In my view, this is quite clearly the leading explanation for the increase in bachelor passes in 2018. If you look at the largest nine ‘traditional’ subjects (Mathematics, Mathematics Literacy, Physical Science, Accounting, Business Studies, Economics, Geography, History, Life Science) there was actually a decrease of 2% in the total number of students getting 40%+ in these subjects (the Department doesn’t report 50%+ but we can assume similar trends). So, it’s clearly not because there were more students doing better in ‘traditional’ subjects.
As an aside, in 2014 Higher Education South Africa (HESA) commissioned a study titled “The Value of Designated Subjects in Terms of the Likely Student Success in Higher Education” and concluded that “Adding additional subjects to this [designated] list may flood an already over-subscribed public higher education system with more under-prepared students.” (HESA, 2014: p10). Go figure.

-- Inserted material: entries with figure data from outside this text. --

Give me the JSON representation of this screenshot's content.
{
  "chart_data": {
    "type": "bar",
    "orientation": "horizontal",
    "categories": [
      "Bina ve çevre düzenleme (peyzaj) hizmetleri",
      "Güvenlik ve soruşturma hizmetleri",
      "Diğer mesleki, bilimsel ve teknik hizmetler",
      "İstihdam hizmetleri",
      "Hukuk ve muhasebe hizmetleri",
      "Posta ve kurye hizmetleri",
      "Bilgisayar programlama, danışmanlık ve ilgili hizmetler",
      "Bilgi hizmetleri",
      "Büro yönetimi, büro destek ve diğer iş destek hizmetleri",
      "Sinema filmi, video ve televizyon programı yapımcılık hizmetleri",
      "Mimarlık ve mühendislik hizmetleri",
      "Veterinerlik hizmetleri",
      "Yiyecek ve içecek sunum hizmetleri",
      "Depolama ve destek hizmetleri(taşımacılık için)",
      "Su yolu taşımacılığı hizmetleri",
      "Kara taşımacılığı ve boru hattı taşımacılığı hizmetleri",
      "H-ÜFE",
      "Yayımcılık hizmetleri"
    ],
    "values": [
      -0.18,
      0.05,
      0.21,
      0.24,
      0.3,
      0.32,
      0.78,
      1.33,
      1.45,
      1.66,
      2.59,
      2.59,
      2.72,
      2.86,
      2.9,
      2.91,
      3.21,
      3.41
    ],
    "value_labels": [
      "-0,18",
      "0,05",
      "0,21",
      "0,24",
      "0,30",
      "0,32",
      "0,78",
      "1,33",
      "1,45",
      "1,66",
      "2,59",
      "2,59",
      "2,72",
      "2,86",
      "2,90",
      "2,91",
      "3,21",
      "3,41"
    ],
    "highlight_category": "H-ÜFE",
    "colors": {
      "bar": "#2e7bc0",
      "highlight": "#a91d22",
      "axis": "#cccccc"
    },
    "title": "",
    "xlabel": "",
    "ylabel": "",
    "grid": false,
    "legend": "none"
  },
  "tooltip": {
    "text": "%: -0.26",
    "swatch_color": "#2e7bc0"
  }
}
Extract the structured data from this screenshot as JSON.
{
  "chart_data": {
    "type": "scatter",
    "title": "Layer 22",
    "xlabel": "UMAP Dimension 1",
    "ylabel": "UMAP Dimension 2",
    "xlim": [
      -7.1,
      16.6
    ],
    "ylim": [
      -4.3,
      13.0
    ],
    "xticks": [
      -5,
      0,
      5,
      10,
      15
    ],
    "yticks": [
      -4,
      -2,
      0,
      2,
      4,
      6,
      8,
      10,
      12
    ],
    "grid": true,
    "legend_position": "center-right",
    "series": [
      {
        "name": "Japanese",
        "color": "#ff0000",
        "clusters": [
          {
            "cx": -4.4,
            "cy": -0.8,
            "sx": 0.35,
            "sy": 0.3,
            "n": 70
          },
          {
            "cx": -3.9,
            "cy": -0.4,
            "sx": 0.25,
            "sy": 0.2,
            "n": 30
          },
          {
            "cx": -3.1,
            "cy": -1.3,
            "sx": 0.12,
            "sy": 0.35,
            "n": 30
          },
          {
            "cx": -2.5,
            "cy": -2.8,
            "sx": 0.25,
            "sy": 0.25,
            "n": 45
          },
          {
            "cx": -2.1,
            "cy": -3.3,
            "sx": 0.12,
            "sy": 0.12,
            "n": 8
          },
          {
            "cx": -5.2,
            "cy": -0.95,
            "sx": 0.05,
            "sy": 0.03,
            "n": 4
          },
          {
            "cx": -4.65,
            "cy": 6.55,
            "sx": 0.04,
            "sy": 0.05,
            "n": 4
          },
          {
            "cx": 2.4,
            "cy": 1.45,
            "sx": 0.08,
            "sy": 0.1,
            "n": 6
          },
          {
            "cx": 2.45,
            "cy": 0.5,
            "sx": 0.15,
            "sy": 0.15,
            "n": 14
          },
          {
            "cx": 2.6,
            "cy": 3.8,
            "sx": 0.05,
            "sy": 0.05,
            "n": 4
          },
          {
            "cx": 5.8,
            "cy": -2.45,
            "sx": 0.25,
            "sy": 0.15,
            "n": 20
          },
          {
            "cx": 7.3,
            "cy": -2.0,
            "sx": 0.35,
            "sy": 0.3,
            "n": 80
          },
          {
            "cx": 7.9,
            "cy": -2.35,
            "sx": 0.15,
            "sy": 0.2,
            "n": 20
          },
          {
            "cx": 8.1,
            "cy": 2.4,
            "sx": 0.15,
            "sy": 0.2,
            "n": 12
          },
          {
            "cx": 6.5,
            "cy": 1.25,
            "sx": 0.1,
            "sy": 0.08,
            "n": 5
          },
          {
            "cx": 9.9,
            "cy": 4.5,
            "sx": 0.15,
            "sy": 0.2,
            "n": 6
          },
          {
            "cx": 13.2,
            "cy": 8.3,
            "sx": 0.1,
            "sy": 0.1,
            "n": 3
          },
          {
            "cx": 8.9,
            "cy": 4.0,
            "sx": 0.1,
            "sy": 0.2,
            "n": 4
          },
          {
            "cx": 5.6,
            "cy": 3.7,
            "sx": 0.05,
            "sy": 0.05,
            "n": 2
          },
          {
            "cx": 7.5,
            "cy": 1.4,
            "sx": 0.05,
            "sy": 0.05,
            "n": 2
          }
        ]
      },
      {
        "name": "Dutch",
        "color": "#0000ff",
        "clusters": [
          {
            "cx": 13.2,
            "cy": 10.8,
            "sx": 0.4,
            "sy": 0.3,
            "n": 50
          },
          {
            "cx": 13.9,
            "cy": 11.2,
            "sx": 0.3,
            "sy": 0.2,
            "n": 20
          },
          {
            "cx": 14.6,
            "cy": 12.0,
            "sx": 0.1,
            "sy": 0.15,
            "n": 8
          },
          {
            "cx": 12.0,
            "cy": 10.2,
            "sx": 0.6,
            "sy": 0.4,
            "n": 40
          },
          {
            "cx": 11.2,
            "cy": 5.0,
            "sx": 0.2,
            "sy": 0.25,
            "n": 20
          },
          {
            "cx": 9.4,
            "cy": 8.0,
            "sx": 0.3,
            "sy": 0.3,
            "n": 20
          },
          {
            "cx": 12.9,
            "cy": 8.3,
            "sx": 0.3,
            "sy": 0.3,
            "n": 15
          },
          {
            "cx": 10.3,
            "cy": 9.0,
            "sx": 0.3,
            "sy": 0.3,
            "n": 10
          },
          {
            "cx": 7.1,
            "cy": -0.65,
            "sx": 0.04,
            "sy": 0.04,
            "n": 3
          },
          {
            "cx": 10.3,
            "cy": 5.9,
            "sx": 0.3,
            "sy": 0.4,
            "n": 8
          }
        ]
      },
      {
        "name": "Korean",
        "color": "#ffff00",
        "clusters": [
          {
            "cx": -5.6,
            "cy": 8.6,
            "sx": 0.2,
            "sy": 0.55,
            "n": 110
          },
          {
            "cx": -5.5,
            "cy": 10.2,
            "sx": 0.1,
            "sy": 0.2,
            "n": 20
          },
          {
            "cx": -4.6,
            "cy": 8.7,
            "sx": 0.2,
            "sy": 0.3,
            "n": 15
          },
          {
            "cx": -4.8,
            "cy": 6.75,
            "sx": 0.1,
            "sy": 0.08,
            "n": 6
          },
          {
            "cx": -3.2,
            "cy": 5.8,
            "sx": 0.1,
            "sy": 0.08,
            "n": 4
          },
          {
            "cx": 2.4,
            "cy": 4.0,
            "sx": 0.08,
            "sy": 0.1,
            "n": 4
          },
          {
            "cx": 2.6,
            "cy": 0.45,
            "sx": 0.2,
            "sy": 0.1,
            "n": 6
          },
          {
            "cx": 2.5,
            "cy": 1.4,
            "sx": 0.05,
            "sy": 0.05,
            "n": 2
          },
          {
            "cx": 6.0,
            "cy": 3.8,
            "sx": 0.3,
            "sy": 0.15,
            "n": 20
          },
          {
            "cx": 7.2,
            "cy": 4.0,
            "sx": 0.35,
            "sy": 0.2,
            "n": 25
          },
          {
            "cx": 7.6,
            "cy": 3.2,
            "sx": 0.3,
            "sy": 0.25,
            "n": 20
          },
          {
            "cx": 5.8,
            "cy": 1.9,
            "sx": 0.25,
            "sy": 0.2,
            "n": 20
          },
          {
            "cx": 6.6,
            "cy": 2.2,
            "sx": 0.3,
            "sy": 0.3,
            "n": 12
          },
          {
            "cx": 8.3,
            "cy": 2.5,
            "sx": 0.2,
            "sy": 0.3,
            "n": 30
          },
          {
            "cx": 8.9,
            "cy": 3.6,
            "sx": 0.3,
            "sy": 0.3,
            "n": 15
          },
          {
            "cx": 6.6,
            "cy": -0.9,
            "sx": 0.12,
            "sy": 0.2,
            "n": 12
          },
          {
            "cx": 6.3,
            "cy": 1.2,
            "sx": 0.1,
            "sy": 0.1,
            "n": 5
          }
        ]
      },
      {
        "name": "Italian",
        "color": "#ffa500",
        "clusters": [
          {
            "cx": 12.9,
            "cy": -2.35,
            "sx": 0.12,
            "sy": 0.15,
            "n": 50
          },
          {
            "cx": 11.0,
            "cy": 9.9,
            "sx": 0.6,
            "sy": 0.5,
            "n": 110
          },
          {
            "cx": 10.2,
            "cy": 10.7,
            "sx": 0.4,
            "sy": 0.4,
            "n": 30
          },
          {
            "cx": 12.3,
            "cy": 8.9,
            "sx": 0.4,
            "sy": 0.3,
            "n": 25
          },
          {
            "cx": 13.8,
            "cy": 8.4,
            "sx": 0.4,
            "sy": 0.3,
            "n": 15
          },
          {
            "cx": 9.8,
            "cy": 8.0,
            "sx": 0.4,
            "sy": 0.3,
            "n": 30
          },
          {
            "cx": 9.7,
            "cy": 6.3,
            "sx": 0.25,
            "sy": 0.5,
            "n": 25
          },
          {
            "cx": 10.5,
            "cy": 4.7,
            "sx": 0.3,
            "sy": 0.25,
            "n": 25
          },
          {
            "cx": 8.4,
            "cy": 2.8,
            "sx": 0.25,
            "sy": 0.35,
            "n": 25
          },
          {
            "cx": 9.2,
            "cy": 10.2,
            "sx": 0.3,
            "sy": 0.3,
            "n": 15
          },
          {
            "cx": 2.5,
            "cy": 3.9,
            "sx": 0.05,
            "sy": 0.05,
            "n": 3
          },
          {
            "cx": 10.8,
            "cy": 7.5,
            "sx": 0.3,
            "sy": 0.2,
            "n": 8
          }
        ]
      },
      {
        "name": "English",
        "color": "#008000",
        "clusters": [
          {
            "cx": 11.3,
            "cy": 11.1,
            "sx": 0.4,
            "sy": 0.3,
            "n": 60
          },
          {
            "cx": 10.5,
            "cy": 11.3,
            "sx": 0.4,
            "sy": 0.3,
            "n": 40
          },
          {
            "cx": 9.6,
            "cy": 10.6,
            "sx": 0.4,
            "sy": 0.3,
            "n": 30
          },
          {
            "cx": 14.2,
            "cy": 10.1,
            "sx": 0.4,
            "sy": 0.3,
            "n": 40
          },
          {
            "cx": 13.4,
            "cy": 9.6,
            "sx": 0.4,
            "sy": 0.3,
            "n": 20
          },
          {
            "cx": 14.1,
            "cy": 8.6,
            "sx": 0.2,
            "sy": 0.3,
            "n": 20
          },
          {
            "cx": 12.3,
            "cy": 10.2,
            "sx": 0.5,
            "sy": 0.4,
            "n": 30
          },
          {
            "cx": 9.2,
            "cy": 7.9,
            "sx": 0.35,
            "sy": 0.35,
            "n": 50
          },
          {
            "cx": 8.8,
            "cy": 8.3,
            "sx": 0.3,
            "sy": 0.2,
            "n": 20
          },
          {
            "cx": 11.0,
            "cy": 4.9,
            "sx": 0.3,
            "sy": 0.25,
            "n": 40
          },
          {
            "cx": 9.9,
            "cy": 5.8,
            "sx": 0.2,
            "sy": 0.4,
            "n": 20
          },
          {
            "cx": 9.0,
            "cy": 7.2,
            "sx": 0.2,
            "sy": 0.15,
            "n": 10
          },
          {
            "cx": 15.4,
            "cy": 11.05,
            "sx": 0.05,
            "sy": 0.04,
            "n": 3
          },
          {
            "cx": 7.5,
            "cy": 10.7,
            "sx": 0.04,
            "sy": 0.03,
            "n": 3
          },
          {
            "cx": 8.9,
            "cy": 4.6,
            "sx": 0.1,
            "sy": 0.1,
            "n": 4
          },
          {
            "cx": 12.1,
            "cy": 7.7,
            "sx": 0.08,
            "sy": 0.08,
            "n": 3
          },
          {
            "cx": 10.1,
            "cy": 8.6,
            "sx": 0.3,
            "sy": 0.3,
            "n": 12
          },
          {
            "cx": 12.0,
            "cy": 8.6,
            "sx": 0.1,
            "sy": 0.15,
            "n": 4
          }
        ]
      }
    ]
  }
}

So why a perfect storm? Well there are basically three reasons: (1) We now have “free” higher education, which the overwhelming majority of students qualify for. This is one reason to think that enrolments would have increased this year anyway, (2) It’s an election year which means that any student-pressure in February will be politically difficult to ignore, and (3) there is now a large wave of additional students (18,433 more than last year) that qualify for university entrance and many of whom won’t be able to be accommodated. We know these are weaker students on average and therefore not as academically equipped to succeed at university in the coming years. Enrolment increases of weaker students coupled with funding pressure and an election means higher education is probably headed for a rough few years ahead.